In a monthly report on Tuesday, OPEC said world oil demand would rise by 1.82 million barrels per day in 2024, down from growth of 1.93 million bpd forecast last month. Until August, OPEC had kept the outlook unchanged since its first forecast in July 2023.

In the report, OPEC also cut its 2025 global demand growth estimate to 1.54 million bpd from 1.64 million bpd, Reuters.

China accounted for the bulk of the 2024 downgrade.

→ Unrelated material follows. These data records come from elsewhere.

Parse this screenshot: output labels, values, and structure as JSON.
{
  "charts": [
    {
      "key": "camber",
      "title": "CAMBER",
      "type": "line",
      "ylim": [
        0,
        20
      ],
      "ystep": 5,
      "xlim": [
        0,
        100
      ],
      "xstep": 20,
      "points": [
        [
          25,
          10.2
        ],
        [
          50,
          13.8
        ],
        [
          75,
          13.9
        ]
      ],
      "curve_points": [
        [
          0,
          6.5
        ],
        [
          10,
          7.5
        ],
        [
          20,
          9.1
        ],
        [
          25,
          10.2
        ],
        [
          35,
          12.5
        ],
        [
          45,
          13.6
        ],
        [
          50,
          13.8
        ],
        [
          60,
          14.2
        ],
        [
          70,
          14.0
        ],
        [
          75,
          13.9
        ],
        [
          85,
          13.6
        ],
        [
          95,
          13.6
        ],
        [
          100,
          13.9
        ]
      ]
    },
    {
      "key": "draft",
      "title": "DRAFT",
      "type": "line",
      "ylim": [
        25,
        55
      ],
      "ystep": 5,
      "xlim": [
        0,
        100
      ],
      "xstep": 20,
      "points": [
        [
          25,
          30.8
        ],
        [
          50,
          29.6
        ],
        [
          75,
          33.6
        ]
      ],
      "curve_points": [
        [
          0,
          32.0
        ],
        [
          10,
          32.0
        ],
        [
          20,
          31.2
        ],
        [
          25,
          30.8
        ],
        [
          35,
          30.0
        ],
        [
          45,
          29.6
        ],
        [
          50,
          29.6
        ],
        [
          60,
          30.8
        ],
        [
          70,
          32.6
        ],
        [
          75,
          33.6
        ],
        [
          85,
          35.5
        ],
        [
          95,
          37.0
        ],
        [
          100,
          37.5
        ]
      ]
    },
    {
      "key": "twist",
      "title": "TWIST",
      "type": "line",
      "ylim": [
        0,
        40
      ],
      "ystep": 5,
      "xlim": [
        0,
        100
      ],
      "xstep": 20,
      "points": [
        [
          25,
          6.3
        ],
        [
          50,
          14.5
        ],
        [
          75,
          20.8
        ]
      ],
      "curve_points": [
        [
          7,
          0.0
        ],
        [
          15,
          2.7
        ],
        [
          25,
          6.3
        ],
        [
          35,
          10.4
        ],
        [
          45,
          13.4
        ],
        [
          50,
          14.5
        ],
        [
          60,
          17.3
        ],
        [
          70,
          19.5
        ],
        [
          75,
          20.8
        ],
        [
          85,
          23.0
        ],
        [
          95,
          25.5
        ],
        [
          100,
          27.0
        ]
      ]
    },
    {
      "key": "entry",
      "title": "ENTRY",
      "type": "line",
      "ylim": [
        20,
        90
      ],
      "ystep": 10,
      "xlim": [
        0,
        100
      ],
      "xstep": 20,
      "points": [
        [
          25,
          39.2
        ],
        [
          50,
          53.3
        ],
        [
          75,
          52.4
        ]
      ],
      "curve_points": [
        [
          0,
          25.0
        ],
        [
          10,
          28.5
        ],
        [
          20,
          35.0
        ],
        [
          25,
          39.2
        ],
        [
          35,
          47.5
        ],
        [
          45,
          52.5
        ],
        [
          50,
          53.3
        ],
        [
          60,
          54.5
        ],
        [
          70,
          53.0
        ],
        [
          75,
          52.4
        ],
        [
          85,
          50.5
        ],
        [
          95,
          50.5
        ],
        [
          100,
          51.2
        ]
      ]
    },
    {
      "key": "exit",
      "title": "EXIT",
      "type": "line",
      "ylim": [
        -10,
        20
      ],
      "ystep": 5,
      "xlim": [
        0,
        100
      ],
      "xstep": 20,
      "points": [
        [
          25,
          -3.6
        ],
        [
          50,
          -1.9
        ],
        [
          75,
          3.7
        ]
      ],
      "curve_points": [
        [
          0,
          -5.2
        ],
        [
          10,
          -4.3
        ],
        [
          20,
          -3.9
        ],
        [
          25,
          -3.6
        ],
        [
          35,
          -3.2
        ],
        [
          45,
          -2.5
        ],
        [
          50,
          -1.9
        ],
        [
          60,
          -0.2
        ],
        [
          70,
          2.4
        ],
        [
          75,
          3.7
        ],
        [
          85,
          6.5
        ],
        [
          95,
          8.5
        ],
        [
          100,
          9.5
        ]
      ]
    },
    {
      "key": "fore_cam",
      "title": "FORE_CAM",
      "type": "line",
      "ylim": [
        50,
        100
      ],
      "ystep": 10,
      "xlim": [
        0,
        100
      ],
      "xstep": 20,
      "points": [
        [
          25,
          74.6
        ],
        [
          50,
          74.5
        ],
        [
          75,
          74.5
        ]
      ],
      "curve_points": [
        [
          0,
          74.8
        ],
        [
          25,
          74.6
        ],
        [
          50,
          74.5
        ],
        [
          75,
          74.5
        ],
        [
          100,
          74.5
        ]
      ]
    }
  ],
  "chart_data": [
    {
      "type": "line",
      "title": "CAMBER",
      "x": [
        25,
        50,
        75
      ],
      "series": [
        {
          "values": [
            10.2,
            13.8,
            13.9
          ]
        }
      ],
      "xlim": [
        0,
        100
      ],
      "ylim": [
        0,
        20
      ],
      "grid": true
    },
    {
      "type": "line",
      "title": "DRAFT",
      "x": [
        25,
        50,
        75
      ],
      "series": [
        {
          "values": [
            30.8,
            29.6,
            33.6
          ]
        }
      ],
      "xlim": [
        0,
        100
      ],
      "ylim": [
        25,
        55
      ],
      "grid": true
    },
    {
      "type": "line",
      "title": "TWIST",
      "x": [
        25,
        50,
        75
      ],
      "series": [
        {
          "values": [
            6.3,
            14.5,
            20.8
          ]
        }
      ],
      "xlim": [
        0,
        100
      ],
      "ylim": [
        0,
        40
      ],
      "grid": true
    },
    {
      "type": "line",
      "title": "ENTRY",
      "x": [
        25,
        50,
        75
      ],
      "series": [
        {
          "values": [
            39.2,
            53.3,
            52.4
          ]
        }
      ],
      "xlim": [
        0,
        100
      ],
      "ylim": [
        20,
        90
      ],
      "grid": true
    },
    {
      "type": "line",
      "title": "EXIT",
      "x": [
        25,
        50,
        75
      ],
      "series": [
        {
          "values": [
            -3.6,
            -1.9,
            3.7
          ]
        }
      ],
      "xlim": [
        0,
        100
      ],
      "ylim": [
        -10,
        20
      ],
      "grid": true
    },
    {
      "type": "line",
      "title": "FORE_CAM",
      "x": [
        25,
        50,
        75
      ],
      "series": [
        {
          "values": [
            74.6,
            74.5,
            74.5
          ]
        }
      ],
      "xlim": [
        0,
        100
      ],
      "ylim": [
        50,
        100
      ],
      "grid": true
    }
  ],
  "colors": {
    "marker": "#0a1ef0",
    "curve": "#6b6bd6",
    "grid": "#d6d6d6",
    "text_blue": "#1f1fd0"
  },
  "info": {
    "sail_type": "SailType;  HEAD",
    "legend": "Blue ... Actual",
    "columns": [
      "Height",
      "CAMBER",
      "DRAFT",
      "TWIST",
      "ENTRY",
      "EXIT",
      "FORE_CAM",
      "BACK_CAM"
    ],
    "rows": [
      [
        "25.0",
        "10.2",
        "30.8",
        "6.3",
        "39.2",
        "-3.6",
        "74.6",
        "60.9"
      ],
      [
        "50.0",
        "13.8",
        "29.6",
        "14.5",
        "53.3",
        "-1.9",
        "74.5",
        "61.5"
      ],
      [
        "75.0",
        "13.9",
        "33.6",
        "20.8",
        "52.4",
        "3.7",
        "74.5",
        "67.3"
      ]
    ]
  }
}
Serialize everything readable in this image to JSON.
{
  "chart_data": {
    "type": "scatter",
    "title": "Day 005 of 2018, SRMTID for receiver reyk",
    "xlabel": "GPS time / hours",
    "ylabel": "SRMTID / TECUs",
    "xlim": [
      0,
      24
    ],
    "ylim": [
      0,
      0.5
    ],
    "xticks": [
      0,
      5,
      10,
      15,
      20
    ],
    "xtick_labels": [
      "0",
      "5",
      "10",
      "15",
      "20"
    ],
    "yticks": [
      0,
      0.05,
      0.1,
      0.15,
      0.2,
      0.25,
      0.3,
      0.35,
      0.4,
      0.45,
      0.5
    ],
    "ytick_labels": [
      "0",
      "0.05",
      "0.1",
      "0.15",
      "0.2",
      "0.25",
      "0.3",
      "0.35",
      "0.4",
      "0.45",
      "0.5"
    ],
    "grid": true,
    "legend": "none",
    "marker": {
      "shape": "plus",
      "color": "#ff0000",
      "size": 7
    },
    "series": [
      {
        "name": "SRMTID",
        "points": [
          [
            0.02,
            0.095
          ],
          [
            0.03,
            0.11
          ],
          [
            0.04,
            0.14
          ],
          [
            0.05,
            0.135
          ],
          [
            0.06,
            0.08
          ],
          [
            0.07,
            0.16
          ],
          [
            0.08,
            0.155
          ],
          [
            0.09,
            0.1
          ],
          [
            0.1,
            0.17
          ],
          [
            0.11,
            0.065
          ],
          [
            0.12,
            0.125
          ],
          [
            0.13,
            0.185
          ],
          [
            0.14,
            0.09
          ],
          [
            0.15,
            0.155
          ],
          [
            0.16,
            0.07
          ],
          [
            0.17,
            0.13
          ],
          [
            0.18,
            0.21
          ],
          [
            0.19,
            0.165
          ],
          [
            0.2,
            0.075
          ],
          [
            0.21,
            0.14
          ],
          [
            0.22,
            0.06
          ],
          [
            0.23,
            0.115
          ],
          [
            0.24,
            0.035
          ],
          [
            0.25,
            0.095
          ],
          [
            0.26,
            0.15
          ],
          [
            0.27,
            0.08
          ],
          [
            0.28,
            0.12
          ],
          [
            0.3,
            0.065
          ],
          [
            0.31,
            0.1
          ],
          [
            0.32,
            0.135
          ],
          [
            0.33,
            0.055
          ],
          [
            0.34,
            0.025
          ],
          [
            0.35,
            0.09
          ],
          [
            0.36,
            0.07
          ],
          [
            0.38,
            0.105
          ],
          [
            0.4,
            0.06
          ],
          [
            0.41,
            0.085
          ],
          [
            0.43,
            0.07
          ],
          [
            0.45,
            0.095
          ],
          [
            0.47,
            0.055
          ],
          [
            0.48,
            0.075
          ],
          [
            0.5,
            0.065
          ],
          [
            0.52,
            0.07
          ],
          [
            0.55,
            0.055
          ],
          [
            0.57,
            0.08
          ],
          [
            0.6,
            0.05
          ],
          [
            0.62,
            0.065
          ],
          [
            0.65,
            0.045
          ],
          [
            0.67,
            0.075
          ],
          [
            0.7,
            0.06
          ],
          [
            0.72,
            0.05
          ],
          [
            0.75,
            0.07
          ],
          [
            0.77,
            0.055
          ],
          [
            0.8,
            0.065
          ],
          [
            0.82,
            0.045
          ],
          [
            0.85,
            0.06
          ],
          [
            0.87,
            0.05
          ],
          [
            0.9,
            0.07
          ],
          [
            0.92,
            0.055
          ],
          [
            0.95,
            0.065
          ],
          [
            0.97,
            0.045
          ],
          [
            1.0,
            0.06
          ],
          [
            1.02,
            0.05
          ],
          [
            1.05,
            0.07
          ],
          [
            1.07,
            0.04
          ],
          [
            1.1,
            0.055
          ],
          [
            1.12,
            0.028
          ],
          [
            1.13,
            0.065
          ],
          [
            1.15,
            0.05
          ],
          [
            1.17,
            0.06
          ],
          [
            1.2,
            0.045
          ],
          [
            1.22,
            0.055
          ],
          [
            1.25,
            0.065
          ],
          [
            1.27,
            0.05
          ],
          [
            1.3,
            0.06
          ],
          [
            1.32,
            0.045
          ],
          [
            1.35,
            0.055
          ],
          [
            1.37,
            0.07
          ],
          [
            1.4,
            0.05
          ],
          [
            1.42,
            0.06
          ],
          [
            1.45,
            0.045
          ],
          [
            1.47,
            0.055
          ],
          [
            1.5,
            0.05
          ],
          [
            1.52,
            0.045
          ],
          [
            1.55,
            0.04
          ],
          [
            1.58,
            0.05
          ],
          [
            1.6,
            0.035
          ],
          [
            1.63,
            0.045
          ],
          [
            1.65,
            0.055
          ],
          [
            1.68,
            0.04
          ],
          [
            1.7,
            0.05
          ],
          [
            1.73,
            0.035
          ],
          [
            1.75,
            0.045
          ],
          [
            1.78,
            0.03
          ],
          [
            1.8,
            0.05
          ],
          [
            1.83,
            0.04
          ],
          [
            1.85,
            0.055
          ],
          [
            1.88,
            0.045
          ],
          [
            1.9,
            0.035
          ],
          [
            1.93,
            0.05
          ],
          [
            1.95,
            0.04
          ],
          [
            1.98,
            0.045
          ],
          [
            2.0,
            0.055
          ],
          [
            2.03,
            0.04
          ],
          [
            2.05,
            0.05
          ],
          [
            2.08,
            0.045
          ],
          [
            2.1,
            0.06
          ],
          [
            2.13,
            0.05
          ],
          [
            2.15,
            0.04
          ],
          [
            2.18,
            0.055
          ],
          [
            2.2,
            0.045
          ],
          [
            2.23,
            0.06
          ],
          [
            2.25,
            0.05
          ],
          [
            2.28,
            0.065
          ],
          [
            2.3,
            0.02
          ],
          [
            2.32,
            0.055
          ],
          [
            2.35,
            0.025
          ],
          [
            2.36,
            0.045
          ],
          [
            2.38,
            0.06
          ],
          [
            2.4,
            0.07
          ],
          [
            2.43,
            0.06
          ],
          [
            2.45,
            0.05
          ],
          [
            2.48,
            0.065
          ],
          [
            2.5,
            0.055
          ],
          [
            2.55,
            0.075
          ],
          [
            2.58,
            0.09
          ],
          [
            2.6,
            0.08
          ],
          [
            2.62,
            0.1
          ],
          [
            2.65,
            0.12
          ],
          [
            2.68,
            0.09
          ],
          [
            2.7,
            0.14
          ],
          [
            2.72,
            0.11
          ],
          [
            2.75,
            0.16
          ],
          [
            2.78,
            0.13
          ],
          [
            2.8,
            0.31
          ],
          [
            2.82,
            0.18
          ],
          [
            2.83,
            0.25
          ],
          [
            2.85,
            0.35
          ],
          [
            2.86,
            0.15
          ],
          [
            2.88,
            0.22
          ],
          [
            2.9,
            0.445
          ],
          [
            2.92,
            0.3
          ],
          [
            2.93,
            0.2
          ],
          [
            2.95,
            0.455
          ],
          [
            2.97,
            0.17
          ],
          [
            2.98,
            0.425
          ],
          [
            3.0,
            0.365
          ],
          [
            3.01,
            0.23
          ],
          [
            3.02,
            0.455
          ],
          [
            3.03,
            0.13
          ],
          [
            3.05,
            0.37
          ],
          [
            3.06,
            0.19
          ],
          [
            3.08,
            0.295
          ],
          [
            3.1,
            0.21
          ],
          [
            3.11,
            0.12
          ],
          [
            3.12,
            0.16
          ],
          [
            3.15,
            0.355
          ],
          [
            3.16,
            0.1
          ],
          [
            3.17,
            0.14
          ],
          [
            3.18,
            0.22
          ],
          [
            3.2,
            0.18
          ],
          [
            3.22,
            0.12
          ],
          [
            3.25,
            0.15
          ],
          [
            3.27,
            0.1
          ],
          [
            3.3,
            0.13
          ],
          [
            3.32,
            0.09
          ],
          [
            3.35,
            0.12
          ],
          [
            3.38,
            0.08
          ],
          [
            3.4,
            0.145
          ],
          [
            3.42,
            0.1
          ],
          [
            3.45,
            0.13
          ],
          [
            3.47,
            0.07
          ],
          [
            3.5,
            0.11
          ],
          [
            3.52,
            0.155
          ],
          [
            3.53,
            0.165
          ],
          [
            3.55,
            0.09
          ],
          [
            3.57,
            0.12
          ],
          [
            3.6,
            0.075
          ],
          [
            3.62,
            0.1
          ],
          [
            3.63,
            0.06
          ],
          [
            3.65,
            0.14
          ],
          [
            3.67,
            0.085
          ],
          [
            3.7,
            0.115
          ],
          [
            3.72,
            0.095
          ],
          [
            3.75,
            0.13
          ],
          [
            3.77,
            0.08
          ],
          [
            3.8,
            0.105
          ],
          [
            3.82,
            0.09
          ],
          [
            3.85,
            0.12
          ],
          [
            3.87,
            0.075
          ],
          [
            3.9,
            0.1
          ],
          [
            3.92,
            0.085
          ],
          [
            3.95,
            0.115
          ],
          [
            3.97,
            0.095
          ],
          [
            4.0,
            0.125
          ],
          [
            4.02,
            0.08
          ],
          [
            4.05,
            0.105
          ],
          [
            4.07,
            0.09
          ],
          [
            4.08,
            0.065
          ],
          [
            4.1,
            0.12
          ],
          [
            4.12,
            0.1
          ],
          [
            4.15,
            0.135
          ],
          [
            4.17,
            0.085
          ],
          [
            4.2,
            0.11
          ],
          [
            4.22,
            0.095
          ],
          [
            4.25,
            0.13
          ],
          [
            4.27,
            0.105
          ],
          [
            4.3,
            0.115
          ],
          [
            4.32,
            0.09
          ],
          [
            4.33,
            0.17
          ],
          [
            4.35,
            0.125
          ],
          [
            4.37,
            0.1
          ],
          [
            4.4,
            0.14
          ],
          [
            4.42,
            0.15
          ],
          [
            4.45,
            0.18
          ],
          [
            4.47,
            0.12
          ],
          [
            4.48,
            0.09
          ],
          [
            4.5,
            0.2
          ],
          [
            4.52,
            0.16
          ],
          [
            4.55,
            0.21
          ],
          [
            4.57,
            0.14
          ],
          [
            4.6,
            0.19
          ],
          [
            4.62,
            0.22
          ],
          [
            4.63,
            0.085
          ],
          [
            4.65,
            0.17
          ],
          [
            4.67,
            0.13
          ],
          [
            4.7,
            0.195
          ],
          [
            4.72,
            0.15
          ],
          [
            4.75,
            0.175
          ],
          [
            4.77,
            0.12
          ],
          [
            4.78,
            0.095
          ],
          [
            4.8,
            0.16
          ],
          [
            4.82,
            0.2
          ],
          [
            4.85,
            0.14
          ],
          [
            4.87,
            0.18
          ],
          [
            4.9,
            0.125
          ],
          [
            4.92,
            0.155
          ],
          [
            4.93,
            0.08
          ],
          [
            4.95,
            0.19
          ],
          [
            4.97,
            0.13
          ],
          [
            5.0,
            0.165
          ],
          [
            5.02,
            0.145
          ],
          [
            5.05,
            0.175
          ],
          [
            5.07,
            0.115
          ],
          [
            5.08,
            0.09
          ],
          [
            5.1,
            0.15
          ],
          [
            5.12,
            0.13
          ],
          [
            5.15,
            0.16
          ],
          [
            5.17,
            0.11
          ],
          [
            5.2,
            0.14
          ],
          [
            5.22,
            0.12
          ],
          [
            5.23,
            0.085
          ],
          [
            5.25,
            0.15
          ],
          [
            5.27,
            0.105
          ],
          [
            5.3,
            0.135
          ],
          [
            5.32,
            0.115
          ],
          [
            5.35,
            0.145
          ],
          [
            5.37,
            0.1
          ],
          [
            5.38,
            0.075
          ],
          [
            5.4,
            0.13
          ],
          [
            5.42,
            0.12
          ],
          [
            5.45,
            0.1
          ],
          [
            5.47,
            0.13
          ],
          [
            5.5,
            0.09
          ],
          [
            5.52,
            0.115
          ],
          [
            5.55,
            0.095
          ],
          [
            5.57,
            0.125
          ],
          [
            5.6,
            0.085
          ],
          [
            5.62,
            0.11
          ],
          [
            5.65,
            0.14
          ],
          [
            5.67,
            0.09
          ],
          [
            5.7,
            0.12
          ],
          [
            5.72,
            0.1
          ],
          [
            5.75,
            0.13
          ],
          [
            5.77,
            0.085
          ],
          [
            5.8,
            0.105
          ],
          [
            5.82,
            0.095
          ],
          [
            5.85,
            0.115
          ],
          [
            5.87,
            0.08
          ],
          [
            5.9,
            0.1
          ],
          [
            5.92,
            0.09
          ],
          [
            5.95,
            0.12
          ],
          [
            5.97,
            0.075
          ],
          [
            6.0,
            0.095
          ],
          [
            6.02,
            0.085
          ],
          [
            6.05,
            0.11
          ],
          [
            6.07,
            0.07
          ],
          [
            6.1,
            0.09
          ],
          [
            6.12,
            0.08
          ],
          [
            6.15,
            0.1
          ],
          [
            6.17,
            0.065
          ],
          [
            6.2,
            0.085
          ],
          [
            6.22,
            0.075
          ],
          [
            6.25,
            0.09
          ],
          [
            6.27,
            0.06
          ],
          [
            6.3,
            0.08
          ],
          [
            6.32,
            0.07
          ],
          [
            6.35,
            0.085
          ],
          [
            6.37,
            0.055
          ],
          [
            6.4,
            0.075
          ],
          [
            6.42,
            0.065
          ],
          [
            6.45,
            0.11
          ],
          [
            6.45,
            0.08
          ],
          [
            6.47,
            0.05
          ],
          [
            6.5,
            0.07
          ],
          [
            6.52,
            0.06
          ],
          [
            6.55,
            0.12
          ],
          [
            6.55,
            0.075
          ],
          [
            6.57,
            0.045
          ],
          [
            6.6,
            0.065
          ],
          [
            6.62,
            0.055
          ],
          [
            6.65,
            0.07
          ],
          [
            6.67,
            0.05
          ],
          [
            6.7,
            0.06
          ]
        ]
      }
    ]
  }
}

OPEC trimmed its Chinese growth forecast to 450,000 bpd from 580,000 bpd and said diesel use in September fell year-on-year for a seventh consecutive month.

"Diesel has been under pressure from a slowdown in construction amid weak manufacturing activity, combined with the ongoing deployment of LNG-fuelled trucks," OPEC said with reference to China.

Oil pared gains after the report was issued, with Brent crude trading below $73 a barrel.

Forecasts on the strength of demand growth in 2024 vary widely, partly due to differences over demand from China and the pace of the world's switch to cleaner fuels.

OPEC is still at the top of industry estimates and has a long way to go to match the International Energy Agency's far lower view.

The IEA, which represents industrialised countries, sees demand growth of 860,000 bpd in 2024. The agency is scheduled to update its figures on Thursday.

- OUTPUT RISES

OPEC+ has implemented a series of output cuts since late 2022 to support prices, most of which are in place until the end of 2025.

The group was to start unwinding the most recent layer of cuts of 2.2 million bpd from December but said on Nov. 3 it will delay the plan for a month, as weak demand and rising supply outside the group maintain downward pressure on the market.

OPEC's output is also rising, the report showed, with Libyan production rebounding after being cut by unrest. OPEC+ pumped 40.34 million bpd in October, up 215,000 bpd from September. Iraq cut output to 4.07 million bpd, closer to its 4 million bpd quota.

As well as Iraq, OPEC has named Russia and Kazakhstan as among the OPEC+ countries which pumped above quotas.

Russia's output edged up in October by 9,000 bpd to about 9.01 million bpd, OPEC said, slightly above its quota.